In his first public remarks since taking the helm at CNN, Jeff Zucker told attendees at an Atlanta Press Club luncheon on Monday that the network is like “that spare tire in the trunk”—something that people forget about until they need it, rather than an essential part of their news viewing habit.
You only take it out when you really need it. It’s not one of the four tires on the car all the time. The challenge for us is how to make CNN more essential, how to make it one of the four tires on the car.
As Zucker has learned in a little over four months on the job, that’s going to be a tall order, with Fox News and MSNBC having staked out their positions on the right and left of the political spectrum, leaving CNN with a small slice of cable news viewers.

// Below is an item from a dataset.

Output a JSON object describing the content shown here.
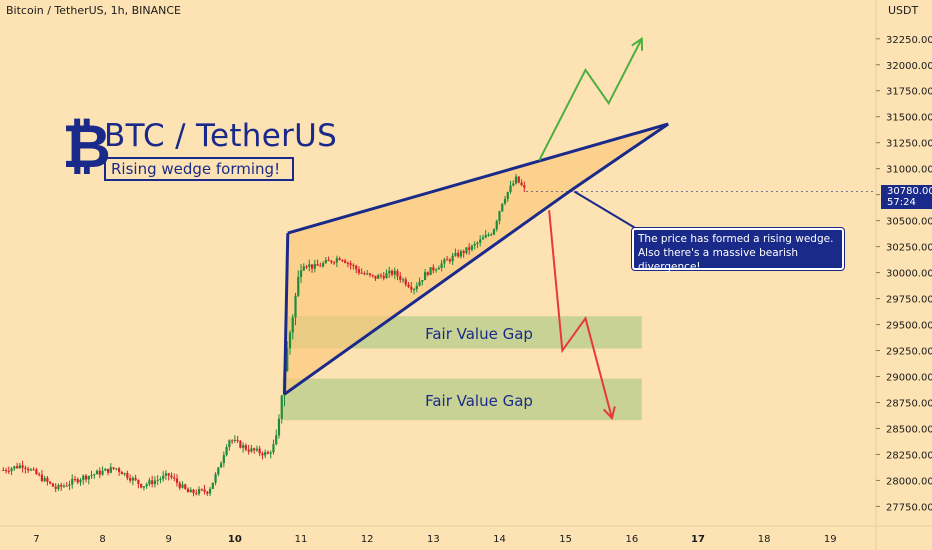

Zucker said that there was “plenty of room in the middle,” and that the network hasn’t been “vibrant enough.” Think Eliot Spitzer.
He also took issue with critics who thought the network went overboard on its coverage of the Carnival cruise ship Triumph, which was stranded in the Gulf of Mexico and had to be towed to shore in February. He attributed it to “jealous” competitors who didn’t see it as a human drama.
“Just because Jon Stewart makes fun of it doesn’t mean he’s right,” he said.
Zucker also addressed social media, calling Twitter a “frenemy.” When asked about how he should be judged in two years, he replied that it should be on the overall reach of CNN (not just TV ratings), and the ability to create compelling programming.
While it’s too early to judge Zucker, his first two major programming changes, “The Lead with Jake Tapper” and “The Point,” haven’t exactly set the world on fire with the latter being an abject failure after drawing some of the lowest ratings in the network’s history.
If this keeps up, Zucker may not even last two years.